L’entraîneur de Stanford, Tara VanDerveer, a été un mentor pour Barnes – elle se souvient d’avoir entraîné contre les Wildcats lorsque Barnes était joueur. VanDerveer a déclaré que le dernier message qu’elle avait reçu après la victoire de vendredi soir contre la Caroline du Sud était de Barnes. L’entraîneur de cinquième année de l’Arizona a déclaré que VanDerveer était celui qui l’avait convaincue d’acheter un vélo d’entraînement Peloton.

«Je suis vraiment excité pour Adia qu’elle ait l’opportunité d’entraîner à son alma mater et, évidemment, elle va si bien», a déclaré VanDerveer. «Je respecte le fait qu’elle a repris un programme qui était au fond et qu’elle les a construits. Tout au long de l’année, je parlais à Adia de différentes choses qui se passaient.

«Évidemment, nous allons concourir, et je veux que le trophée du championnat national revienne à Palo Alto. Mais je suis vraiment fier d’Adia et fier du Pac-12 d’avoir deux équipes dans le match de championnat national. Ce n’est pas quelque chose que beaucoup de gens auraient pu imaginer il y a 10 ans, 15 ans, 20 ans. »

Jouer une équipe pour la troisième fois ajoute un peu de torsion, mais VanDerveer a déclaré qu’elle l’abordait de la même manière que n’importe quel match de tournoi. Tout le monde sait ce que les joueurs de l’autre équipe peuvent faire et aimer faire, mais les entraîneurs ont la capacité d’être encore plus détaillés que s’ils repéraient une équipe pour la première fois. Barnes a déclaré qu’il y avait des avantages et des inconvénients à la situation. La familiarité est un plus, mais il peut être plus facile de jouer contre un nouvel ennemi.

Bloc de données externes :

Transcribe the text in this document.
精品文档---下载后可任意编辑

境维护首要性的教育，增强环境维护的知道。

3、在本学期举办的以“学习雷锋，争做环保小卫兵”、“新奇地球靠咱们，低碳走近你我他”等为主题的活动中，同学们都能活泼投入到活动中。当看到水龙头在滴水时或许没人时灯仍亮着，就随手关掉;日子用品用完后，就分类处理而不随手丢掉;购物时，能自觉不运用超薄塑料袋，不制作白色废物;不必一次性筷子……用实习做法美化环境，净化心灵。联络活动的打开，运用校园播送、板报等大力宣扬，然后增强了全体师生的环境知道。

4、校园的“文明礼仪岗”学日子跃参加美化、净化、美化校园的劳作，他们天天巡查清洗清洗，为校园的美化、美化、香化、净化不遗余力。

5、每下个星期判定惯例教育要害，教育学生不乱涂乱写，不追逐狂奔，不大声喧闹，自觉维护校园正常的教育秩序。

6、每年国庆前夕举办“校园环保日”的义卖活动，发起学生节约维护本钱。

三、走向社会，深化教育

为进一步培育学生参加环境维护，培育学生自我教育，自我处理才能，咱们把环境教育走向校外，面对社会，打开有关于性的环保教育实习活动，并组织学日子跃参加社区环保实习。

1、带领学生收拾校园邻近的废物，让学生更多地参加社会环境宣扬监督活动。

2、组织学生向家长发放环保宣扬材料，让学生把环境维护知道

La seule chose que les deux parties ont reconnue, c’est que ce ne sont pas les mêmes équipes qui se sont rencontrées plus tôt dans la saison. Les Wildcats jouent mieux des deux côtés du terrain et ont une tonne d’élan. D’un autre côté, Stanford a gagné en robustesse après avoir passé neuf semaines sur la route alors que le comté de Santa Clara (Californie) a interdit tous les sports de contact à la fin novembre. L’équipe a passé du temps à s’entraîner dans un gymnase du lycée qui comportait plusieurs panneaux en bois.

« Nous nous sommes beaucoup rapprochés parce que nous venons de passer des semaines dans des hôtels ensemble », a déclaré l’attaquant de première année de Stanford, Cameron Brink. «C’est en quelque sorte un avantage pour nous. … Lorsque [other teams] sont arrivés à la bulle de San Antonio, ils ne savaient pas vraiment à quoi s’attendre, et nous savions en quelque sorte.

« [The high school gym] nous a vraiment rendus plus granuleux. Nous en avons simplement ri. Il y avait quelques fois où le courant ne fonctionnait pas, alors nous nous entraînions dans l’obscurité. C’était glacial là-dedans. Mais nous étions simplement reconnaissants d’avoir un gymnase pour s’entraîner.… Cela nous a rendus plus durs.

Il ne reste plus qu’à l’un des deux programmes pour obtenir ce dernier peu de respect.